COMMUNE sans OGM

Un peu d'histoire

 
Le village de 672 habitants se compose de 3 hameaux : Massillargues et St Roman dans les collines,
Atuech dans la plaine riveraine du Gardon.

 

Commune du canton d’Anduze, Massillargues faisait partie de la Viguerie d’Anduze et du diocèse de Nîmes, archiprêtré d’Anduze. Dès le XVII ème siècle, par suite de la réunion du hameau d’Atuech, cette communauté portait le nom de Massillargues-et-Atuech. Depuis 1790 jusqu’en 1834, la commune a fait partie du canton de Sauve et de l’arrondissement du Vigan. Une loi du 29 mai 1834 l’en a distraite pour la rattacher au canton d’Anduze.

 

De « Parochia Sancti-Marcelli » en 1345 (du nom de Marcellus à l’époque romaine), le nom a évolué vers Massillargues-Atuech en 1836.

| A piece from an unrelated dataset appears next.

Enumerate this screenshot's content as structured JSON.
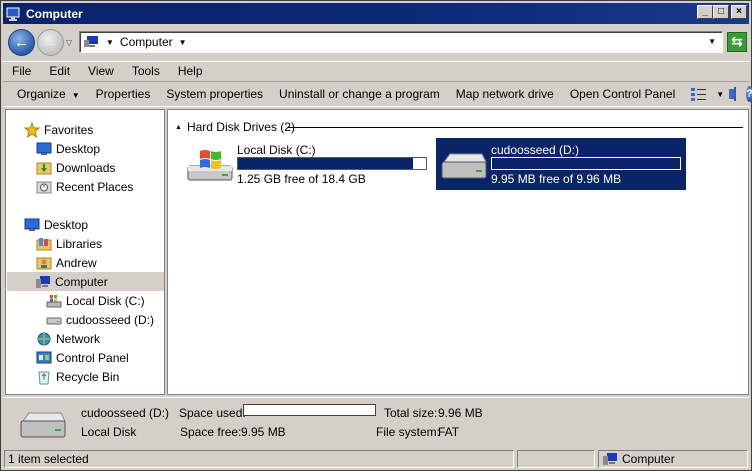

Atuech est dérivé du gaulois « attegia » signifiant « hutte ».

St Roman était le lieu du prieuré locus santus Romanus

 

Le Culte :

Jusqu’au XVIème siècle, il y avait une paroisse catholique au titre de St Marcel qui disparut pendant les troubles et ne fut jamais reconstruite. Le village fut dès lors rattaché à la paroisse de St Pierre de Savignac (commune de Tornac).

Par un accord entre les conseils presbytéraux de Durfort, Tornac et St Felix de Pallières, le culte protestant est, depuis quelques années, célébré un dimanche par mois dans chacun de ces villages, plus un dimanche au temple de notre village, qui se situe entre les hameaux de Massillargues et d’Atuech.

 

Le château :

Le hameau de Massillargues, construit sur une colline, abrite le château dont la partie la plus ancienne date du XIIème siècle. Une passerelle supendue en briques le rattache à son ancienne ferme. Il réunit autour de lui le parc, la place et les maisons anciennes (bien privé non visitable)

 

La Blaquière :

La tour carrée servit de tour de garde, mais cette bâtisse fut surtout une savonnerie de 1858 à 1904 (on y produisait « le savon écume »  et « le savon vainqueur »), après avoir été une filature de soie.

 

Les tuileries-briqueterie :

5 tuileries à Atuech exploitaient les marnes rouges et jaunes des carrières d’argile locales. On y fabriquait tuiles et « pataux », sortes de briques pleines qui entourent encore les fenêtres des maisons anciennes des hameaux. Une briqueterie reste encore visible, bien que non encore restaurée, à Atuech, route d’Anduze. Construite en 1856 par Auguste Cavalier, elle fut active jusqu’en 1926. On peut voir de la rue 2 caves voûtées en berceau et anse de panier sous le four.

La poterie a pris aujourd’hui le relais de la tuilerie, notamment suite au succès du vase d’Anduze

 

Un four à chaux exploitait le calcaire lacustre

 

L’agriculture :

Un écrit de Lobel et Penna en 1570 nous rapporte la culture du tournesol autour de Massillargues, qui servait à la teinturerie et à la pharmacie.

Plus près de nous, la culture du mûrier permettait l’élevage du ver à soie. On peut remarquer dans le village de Massillargues des magnaneries, lieux aérés et éclairés où les vers dévoraient avec bruit et constance les feuilles de cet arbre pour produire le fil précieux.

Aujourd’hui, la viticulture domine. La cave coopérative fut construite en 1930 sous l’impulsion de 28 vignerons. Elle a vu se grouper en son sein la totalité des viticulteurs pour faire une unité de vinification commune.